I presented a session on Australia. I spoke about the history of gay, lesbian, bisexual, transgender and HIV positive people’s achievements and current struggles, and described the move to the right in Australian politics.
Many delegates displayed exciting material about campaigns from their own countries. I saw photos from Belgian gay, lesbian and bisexual youth camps, posters produced by the “North London Line,” media coverage of the Pride March in Buenos Aires and a video of gay night life in the former Yugoslavia.
The whole conference spent a day in Florence, where we saw the new community centre, run by the Florence gay and lesbian organisation. Representatives told us they received no funding for the centre. They survived by opening up as a café and bar on Friday and Saturday nights. This, they said was the legacy of living in the land of the Pope.
Lessons for Australia. Australia has a lot to learn from IGLYO. IGLYO is influential in Europe and has representatives on the international youth board alongside conservative and religious youth organisations.
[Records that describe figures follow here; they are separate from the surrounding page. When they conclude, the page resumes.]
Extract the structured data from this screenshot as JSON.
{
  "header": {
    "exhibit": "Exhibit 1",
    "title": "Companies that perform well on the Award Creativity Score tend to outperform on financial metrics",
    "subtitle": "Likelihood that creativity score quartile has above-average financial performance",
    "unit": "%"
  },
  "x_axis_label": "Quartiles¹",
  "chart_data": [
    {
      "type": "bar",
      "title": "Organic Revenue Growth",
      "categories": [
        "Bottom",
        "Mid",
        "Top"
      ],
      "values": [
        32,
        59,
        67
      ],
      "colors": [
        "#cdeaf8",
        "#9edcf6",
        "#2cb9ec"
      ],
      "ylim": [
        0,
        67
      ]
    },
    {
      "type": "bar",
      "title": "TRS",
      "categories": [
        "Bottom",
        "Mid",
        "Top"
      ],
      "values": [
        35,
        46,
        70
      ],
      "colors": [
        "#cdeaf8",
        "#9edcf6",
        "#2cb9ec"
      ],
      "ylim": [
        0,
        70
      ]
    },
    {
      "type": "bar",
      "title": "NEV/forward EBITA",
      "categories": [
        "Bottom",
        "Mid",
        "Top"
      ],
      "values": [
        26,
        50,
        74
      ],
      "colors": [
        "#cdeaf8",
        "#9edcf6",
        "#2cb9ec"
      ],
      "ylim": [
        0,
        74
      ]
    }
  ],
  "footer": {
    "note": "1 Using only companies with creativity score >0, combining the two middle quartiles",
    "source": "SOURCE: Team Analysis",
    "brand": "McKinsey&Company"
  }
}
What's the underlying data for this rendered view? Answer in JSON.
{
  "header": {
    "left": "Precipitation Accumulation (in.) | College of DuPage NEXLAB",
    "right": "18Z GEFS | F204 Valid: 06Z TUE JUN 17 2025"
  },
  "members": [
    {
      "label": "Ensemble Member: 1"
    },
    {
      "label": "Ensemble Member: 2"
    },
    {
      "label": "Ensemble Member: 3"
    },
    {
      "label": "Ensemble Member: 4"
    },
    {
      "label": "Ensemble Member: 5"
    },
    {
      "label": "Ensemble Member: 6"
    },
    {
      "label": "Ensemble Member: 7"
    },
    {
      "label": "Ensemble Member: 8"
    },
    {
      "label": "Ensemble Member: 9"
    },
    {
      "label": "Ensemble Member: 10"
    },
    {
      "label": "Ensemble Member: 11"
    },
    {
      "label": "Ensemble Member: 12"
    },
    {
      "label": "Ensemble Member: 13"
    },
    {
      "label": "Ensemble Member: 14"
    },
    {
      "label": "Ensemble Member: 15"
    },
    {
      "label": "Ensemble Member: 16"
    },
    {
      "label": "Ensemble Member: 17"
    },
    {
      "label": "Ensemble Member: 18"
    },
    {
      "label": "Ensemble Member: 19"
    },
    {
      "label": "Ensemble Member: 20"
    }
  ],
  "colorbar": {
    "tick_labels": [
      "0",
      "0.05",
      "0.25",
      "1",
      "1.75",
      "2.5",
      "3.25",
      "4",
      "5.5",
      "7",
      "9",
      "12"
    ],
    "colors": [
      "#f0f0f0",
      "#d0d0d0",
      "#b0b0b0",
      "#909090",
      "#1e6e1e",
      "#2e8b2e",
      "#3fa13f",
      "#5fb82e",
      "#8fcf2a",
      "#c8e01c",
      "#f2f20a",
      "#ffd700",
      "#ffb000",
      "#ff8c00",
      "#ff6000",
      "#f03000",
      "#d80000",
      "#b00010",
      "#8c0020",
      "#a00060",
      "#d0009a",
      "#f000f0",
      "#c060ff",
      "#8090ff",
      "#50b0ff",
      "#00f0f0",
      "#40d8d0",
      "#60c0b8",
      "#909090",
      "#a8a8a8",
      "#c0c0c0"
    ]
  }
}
This board plays an important role in shaping European Union youth policy. Similarly, Australians and non-heterosexual youth from countries outside Europe have a lot to offer IGLYO to make it more international.
IGLYO has an international pen pal program for gay, lesbian, bisexual and transgender youth under 27 years old. It is a great way to get to know queers from all around the world! To join, write to IGLYO PO Box 542, 1000 AM Amsterdam, The Netherlands, or e-mail to IGLYO@pi.net. Send a copy of your passport or driver’s licence, some info about yourself, the languages you speak and your address.
I appreciate the opportunity to attend and learn about gay, lesbian and bisexual life in other countries. The next IGLYO conference takes place in Amsterdam in 1998 to coincide with the Gay Games. It would be terrific for other gay, lesbian and bi youth to have the opportunity to attend by having an Australian lesbian/gay/bisexual contingent.